The writing of the musical does two extremely important things: it shifts its focus to give dignity to certain sidelined characters, and it streamlines the ending.

The original Death Note is a rather nihilistic work. Noble characters talk about love and sacrifice, but both Light and L dismiss those things as less important than their intellectual battle — and because the writing is so caught up in showing how cool that battle of wits is, it creates an accidental chilling effect for the audience as well: rather than the dissenting voices of empathy against the villain, characters with emotional attachments tend to die for them, either accomplishing nothing or playing into Light’s schemes. And in the end, Light himself is helpless before the fickle whims of Death itself. The extra volume of the manga, How to Read, put an extra flourish on this by conclusively stating that in this universe of explicit supernatural occurrences, human beings still return to nothingness upon death. It’s downright gleefully bleak about the meaninglessness of its world, wherein the average individual is the inevitable helpless plaything of intellectual übermenschen and the gods themselves.  

But because a musical is all about putting characters’ emotions in the forefront through song, the empathetic characters and their arcs are given weight equal to the mental tennis between the leads. Light’s father Soichiro, voice of the justice system, becomes the Fortinbras-esque witness to the final bloodbath. Rem, now a character from the very beginning, becomes the emotional turning point for the entire plot. It’s still a case of pining Dead Lesbians, but in a story where almost every character ends tragically her subplot stands out as the voice of what makes life itself worthwhile. And Misa, in the show’s final moments, honors Rem’s remains rather than implicitly killing herself over Light’s death.

Cut the Boredom

Speaking of that climactic death, the play excises the latter portions of the series with L’s proteges altogether. Instead, it collapses episode 25 and the series finale into a single event. Light is able to successfully write L’s name and orchestrate an apparent suicide, only for Ryuk to decide — in what I very much hope is a knowing wink to the audience — that things won’t be fun anymore without Light’s intellectual equal. The revelation reduces Light to the pathetic, self-interested worm he always was in his final moments, and the juxtaposition of those images directly against one another nails the intended weight of Light-as-villain in a way the original series ultimately lost track of. And because it’s followed by Soichiro and Misa being left behind, it’s Light’s god complex that comes across as petty. For all his talk of justice, he built an empire with himself at the center and left nothing meaningful behind for it.

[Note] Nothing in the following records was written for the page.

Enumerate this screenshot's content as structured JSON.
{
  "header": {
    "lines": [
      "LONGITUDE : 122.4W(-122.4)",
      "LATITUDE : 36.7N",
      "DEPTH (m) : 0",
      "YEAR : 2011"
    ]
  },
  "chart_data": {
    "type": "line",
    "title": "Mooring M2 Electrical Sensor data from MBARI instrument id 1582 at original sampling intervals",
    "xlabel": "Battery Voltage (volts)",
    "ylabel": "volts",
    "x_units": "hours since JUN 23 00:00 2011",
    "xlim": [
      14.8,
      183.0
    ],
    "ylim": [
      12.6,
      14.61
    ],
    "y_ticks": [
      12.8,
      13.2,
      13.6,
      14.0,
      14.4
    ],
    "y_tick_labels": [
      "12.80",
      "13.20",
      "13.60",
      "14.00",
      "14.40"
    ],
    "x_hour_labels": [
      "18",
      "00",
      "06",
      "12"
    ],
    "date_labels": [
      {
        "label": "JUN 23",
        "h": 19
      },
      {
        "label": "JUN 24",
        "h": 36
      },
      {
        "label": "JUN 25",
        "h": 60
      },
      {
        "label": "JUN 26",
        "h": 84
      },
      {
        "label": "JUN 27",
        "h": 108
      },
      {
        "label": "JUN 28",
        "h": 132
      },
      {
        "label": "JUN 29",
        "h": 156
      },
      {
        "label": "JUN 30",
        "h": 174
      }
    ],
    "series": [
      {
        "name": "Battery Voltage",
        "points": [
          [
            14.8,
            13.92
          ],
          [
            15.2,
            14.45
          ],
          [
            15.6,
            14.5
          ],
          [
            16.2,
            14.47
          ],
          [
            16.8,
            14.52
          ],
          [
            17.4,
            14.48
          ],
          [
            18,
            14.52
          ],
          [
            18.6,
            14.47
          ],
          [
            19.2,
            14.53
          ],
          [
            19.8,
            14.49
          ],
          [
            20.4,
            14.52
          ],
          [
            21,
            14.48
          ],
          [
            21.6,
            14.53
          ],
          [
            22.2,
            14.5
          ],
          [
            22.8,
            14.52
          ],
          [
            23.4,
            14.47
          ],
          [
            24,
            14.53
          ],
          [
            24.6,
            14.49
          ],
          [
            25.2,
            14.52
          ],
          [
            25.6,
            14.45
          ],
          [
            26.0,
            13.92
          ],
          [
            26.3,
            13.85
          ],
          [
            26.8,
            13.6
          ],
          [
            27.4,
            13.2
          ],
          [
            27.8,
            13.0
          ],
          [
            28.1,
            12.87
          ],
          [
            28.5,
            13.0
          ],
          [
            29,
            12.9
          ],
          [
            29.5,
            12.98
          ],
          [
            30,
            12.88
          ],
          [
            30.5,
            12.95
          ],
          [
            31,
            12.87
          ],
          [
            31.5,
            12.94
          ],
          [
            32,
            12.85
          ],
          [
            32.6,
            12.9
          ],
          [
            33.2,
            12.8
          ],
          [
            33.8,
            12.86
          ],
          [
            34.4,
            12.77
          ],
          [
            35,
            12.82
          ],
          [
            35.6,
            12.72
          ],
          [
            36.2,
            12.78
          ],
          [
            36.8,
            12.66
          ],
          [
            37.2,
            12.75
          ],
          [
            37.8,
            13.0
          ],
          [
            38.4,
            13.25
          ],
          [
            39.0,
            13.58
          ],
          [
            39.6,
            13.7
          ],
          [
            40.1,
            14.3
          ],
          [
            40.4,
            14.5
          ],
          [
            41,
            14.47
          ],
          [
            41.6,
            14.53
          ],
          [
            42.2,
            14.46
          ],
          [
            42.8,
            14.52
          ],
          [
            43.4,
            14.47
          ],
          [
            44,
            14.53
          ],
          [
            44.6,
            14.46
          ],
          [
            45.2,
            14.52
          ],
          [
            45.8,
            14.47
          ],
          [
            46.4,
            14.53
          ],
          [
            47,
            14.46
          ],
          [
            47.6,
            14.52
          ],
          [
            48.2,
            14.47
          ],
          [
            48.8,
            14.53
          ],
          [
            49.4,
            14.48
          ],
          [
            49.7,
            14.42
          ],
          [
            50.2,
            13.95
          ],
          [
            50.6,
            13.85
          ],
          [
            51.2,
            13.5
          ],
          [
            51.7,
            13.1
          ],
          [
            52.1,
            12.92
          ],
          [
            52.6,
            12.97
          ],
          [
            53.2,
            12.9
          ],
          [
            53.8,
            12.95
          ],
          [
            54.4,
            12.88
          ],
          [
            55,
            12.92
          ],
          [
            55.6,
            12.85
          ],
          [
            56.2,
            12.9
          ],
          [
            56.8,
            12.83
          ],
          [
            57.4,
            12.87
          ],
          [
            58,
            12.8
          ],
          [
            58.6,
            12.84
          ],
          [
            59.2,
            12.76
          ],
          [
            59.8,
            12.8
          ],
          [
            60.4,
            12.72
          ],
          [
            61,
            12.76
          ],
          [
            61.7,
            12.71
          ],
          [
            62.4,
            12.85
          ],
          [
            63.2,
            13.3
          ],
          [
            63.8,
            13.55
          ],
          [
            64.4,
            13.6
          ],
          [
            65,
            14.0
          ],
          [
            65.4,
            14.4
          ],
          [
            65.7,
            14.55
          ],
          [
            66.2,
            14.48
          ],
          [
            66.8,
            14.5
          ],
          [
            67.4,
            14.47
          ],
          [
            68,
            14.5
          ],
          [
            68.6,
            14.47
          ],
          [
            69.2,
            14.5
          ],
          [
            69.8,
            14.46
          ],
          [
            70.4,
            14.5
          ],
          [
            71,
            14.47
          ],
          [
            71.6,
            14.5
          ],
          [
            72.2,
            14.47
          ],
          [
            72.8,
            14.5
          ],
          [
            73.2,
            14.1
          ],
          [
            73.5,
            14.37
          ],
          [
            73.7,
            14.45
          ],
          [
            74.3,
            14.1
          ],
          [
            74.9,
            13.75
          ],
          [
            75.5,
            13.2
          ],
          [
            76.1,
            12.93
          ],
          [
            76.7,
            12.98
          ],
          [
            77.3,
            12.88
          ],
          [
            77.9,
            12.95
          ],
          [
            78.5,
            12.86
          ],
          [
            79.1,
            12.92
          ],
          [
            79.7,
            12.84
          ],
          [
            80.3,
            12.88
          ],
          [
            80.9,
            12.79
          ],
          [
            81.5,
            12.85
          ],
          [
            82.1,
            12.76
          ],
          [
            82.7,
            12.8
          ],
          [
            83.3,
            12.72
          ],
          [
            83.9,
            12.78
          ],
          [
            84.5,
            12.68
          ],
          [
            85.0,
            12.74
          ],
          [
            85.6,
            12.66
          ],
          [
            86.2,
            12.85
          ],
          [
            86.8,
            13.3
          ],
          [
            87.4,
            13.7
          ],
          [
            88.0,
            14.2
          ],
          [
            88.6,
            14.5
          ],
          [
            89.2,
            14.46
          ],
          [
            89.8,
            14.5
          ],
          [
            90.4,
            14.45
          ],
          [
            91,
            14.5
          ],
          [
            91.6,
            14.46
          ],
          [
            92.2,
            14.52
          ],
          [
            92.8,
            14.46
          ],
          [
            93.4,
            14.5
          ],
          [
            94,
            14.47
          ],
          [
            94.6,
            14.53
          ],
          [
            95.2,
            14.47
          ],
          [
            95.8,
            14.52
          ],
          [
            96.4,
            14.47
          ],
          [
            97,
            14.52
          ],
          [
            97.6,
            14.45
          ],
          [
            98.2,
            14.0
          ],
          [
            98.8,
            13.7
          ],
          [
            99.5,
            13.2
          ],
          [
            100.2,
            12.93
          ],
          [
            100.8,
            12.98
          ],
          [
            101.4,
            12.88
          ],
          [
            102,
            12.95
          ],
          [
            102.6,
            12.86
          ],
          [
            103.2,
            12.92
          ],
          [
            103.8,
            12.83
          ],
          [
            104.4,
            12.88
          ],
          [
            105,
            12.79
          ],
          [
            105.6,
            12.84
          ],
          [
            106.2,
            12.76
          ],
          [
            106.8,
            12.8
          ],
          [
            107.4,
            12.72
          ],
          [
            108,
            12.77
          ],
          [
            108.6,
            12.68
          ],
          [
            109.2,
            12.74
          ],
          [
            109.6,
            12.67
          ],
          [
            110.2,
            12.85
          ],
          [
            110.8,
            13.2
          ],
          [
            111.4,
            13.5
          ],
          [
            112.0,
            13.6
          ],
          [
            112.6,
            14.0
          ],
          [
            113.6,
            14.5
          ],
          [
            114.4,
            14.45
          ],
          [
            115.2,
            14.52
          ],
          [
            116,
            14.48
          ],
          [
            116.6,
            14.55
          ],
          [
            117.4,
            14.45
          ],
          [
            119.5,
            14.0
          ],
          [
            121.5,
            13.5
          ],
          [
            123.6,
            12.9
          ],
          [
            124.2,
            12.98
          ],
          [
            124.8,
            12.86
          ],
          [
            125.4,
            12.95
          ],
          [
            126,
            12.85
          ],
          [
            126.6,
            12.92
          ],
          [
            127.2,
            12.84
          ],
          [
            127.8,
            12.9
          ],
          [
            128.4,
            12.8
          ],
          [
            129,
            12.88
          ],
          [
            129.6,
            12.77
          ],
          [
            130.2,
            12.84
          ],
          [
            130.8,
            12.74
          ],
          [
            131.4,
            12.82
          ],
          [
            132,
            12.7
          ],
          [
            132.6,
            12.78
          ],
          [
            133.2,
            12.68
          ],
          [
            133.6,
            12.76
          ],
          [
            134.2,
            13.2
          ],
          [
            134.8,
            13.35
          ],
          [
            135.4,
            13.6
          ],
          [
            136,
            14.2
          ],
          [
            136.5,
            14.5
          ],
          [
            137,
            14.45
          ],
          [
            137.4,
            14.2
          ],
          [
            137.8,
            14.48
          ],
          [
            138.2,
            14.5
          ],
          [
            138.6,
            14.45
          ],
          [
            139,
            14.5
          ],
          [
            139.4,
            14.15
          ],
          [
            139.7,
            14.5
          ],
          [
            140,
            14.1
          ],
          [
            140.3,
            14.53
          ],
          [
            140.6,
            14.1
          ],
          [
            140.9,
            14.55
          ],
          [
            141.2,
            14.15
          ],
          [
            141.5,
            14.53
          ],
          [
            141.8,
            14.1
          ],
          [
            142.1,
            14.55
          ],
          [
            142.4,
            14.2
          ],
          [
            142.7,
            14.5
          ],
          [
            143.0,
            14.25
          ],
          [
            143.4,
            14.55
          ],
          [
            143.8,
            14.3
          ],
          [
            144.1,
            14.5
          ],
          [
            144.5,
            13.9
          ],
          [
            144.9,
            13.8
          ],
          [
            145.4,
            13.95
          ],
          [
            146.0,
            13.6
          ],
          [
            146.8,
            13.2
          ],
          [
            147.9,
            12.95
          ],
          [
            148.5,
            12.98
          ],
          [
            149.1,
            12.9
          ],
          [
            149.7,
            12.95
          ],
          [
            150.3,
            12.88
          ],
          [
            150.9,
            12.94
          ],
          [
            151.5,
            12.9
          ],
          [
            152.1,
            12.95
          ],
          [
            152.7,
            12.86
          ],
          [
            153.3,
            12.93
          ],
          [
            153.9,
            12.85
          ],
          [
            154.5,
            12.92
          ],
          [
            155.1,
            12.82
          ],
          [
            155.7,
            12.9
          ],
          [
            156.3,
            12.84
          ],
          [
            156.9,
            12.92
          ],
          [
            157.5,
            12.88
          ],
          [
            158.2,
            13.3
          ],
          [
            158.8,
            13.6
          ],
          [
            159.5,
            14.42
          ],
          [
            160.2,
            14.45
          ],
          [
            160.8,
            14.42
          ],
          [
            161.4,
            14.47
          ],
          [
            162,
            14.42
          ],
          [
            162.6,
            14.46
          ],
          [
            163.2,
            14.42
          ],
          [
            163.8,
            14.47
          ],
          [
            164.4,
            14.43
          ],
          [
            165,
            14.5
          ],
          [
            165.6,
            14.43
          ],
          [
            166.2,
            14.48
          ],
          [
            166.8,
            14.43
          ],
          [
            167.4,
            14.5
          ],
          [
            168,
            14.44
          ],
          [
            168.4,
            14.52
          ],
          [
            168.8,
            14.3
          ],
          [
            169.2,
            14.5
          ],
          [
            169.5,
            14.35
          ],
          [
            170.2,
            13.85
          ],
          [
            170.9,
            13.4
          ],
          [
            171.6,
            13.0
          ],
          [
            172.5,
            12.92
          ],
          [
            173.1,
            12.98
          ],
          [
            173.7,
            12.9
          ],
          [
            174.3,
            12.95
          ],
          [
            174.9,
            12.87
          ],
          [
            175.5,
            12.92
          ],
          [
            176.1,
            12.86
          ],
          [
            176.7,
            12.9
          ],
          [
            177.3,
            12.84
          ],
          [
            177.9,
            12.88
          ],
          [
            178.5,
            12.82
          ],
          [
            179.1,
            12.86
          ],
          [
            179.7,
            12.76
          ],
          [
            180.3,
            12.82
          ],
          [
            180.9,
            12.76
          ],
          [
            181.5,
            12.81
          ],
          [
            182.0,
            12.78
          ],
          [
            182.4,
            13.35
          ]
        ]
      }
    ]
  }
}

Even Misa, despite following the same basic plot beats, is given more dignity by way of being allowed to express herself through song.

It’s good shit, boiling the story down to its most compelling elements and reframing them in a way that doesn’t feel like the writers are continuously patting themselves on the back. It’s a great version of the story for someone wanting to revisit an old friend from a very dark future, and one that was thankfully preserved not just through the concept album but a filmed staging that was aired on Japanese TV. While Netflix’s hot take on the material got caught up in sympathizing with an American Light’s perspective at a time when white male terrorists are ever-visibly on the rise, the musical had the guts to remember that it was fundamentally telling a tragedy.